Riley's STATEMENT OF PURPOSE
My thesis statement is
Women who receive microcredit without discussion support groups and classes in economics won’t know how to change the community conditions that encourage poverty;
therefore, microcredit should only be offered with such support.
My audience is others in class—and, of course, my teacher. From talking with the others in class, I know that even if they have heard about microcredit, they don’t know much about it. They’ve maybe heard of the man who started microcredit, Muhammad Yunus of Bangladesh, and how he won the Nobel Peace Prize in 2006. They’ve also only heard good things about microcredit. Unless I make my topic interesting to them, they’re probably not going to have much interest.
But when they are finished reading, I’d like my readers to be informed about what microcredit is and to understand how it’s way more complicated than just giving people small loans. I also want them to care about the women who need the loans, so that they can make good decisions about donating money to a microcredit organization if they want or about working with one.

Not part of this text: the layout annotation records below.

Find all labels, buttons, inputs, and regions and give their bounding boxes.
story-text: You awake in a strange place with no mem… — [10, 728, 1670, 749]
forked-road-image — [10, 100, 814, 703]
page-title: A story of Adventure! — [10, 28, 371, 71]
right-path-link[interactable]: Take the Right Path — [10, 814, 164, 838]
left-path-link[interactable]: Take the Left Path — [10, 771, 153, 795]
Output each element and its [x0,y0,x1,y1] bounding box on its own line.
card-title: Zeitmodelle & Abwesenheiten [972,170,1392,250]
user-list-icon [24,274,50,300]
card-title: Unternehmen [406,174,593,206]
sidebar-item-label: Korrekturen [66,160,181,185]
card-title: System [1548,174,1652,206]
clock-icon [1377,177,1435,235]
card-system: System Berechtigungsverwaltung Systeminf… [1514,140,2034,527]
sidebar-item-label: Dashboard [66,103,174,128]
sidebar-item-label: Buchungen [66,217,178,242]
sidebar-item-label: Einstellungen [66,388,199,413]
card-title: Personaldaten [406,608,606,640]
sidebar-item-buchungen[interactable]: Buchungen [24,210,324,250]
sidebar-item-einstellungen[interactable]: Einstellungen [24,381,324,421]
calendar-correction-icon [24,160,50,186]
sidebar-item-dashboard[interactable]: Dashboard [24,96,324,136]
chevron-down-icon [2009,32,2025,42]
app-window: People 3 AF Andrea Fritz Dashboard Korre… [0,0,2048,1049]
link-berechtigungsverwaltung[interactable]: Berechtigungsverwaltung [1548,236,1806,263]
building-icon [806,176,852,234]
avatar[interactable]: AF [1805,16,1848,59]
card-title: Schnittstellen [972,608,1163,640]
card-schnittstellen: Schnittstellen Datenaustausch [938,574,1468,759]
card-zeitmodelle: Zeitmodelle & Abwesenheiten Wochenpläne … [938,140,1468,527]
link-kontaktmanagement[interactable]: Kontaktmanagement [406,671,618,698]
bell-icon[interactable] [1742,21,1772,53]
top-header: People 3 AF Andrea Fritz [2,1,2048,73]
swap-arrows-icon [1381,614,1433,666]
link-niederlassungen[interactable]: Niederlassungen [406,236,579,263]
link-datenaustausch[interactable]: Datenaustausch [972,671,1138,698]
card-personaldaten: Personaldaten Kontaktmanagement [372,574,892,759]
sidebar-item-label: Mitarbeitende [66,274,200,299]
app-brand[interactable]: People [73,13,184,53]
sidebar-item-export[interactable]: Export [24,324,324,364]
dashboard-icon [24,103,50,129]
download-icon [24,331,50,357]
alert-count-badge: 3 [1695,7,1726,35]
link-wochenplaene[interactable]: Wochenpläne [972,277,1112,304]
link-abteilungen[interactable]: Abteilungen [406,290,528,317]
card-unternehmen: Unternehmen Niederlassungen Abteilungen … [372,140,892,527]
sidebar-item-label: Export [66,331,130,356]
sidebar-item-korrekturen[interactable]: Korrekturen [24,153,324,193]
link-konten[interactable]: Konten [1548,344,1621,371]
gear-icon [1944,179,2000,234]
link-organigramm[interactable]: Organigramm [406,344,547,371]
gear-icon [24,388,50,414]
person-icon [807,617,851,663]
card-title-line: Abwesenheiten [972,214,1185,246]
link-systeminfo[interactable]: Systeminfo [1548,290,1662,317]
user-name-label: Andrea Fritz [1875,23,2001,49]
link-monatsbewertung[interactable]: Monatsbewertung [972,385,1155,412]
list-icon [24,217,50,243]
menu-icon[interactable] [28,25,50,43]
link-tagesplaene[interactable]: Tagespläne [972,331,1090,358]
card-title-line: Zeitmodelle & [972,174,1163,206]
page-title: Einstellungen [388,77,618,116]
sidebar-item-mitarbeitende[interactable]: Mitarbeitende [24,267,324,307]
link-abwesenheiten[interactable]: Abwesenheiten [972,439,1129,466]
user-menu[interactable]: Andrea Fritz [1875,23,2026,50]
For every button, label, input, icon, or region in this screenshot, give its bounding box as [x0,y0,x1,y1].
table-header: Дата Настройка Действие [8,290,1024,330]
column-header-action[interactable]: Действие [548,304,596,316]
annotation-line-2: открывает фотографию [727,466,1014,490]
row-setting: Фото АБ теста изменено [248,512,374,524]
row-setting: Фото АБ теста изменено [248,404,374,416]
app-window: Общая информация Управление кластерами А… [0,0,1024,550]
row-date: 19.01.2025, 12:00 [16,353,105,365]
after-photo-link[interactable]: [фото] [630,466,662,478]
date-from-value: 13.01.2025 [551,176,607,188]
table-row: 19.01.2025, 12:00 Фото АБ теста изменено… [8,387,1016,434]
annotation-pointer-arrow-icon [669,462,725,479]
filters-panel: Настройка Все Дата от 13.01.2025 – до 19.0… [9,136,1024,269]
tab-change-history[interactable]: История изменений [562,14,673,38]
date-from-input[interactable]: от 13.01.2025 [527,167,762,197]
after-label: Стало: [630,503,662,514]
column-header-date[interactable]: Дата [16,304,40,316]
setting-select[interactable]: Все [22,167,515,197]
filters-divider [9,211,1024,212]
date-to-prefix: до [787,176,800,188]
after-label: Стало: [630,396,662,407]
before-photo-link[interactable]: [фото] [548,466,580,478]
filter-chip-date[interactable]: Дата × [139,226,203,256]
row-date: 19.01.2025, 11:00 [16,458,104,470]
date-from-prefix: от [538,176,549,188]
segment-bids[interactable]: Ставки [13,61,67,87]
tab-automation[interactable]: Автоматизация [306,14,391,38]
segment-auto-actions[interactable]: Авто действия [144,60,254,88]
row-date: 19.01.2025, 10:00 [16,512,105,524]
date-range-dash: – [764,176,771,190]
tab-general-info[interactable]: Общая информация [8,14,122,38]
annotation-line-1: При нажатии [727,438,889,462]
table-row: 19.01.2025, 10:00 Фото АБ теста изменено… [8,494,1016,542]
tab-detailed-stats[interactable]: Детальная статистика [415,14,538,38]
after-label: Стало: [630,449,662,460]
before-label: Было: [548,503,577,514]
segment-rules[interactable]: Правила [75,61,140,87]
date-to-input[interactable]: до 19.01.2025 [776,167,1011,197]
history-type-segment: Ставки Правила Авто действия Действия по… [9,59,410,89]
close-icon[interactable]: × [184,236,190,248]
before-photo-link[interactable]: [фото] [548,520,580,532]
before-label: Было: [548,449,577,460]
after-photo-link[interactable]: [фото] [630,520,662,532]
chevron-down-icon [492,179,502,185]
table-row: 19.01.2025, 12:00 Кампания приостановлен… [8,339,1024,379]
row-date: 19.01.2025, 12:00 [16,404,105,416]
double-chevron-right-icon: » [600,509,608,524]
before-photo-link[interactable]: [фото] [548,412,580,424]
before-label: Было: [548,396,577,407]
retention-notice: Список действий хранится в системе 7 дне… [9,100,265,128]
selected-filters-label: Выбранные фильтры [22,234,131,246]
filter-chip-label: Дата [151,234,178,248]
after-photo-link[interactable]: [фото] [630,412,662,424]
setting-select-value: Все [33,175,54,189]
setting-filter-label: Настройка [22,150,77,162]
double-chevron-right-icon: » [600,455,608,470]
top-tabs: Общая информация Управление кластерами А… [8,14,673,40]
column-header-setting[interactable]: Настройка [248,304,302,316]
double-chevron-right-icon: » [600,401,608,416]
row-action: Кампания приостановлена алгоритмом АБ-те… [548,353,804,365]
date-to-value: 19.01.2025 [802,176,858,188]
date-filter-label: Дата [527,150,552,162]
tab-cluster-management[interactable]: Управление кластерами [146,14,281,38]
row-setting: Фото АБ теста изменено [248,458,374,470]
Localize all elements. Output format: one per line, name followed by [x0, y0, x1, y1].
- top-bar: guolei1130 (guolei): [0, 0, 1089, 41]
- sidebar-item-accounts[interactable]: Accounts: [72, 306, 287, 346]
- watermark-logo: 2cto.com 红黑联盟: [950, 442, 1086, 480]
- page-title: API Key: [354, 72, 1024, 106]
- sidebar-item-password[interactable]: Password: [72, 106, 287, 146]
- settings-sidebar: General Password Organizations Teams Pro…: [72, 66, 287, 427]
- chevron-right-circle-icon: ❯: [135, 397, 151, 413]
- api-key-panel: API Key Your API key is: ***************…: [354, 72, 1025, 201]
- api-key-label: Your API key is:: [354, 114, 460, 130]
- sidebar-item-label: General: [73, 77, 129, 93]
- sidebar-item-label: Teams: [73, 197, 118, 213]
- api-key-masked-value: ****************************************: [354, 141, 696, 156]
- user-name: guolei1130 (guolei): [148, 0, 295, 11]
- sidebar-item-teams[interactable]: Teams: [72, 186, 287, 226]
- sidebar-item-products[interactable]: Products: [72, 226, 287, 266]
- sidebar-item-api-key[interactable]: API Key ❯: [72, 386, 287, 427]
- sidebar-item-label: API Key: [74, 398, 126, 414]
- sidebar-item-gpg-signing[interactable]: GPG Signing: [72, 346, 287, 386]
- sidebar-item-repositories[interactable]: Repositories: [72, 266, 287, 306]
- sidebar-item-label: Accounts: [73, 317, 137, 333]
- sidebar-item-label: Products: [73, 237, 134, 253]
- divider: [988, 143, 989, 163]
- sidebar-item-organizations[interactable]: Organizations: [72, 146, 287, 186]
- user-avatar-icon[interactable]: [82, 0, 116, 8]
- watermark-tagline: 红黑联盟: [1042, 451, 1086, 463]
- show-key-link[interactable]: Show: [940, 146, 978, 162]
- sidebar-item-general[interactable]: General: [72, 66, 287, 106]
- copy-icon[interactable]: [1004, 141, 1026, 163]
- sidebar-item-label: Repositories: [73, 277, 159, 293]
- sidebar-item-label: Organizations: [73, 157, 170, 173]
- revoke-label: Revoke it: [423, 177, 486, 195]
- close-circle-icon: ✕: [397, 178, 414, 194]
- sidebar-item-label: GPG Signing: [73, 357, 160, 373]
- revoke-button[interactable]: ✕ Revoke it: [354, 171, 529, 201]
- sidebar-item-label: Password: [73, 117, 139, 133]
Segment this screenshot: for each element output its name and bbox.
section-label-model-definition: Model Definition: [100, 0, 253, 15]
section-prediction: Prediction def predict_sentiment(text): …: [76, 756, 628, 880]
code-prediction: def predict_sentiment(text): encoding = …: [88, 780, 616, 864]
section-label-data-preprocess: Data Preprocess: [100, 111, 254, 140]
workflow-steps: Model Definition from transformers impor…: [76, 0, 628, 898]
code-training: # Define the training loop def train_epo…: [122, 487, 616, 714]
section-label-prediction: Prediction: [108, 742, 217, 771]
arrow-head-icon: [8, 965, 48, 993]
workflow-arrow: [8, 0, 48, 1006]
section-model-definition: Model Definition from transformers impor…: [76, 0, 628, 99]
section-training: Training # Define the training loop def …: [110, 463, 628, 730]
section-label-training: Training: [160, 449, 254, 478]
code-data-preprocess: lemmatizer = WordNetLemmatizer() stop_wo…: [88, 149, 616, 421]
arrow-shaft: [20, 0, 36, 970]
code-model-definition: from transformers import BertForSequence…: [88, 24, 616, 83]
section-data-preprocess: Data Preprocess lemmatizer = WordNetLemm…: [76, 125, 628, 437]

I’m interested in this because I got all caught up in all the stories about microcredit when I first read about it: It was exciting to read about something that seemed so simple but that could make such huge differences in people’s lives. But then as I was doing more research I realized that all the promises people were making about microcredit mostly really weren’t coming true. They weren’t coming true because people’s lives are so much more complex than just some money can fix. It’s whole communities that need “fixing.”
So that’s why it seems like it’s so important that the loans be accompanied by support groups and classes, so that the women can really make the differences in their lives that seems possible. I wonder if I write my paper in the way that I learned about microcredit (first, how good it seems to be and then telling about the problems and why the problems exist), then maybe my readers will get caught up in it the way I did. All those stories of all those women going from having almost nothing to having their own businesses can suck you in, I think.
If I did that, it might just move my readers from caring about the women and their stories to caring about what doesn’t always work with microcredit. Then I can describe what needs to happen to make it work.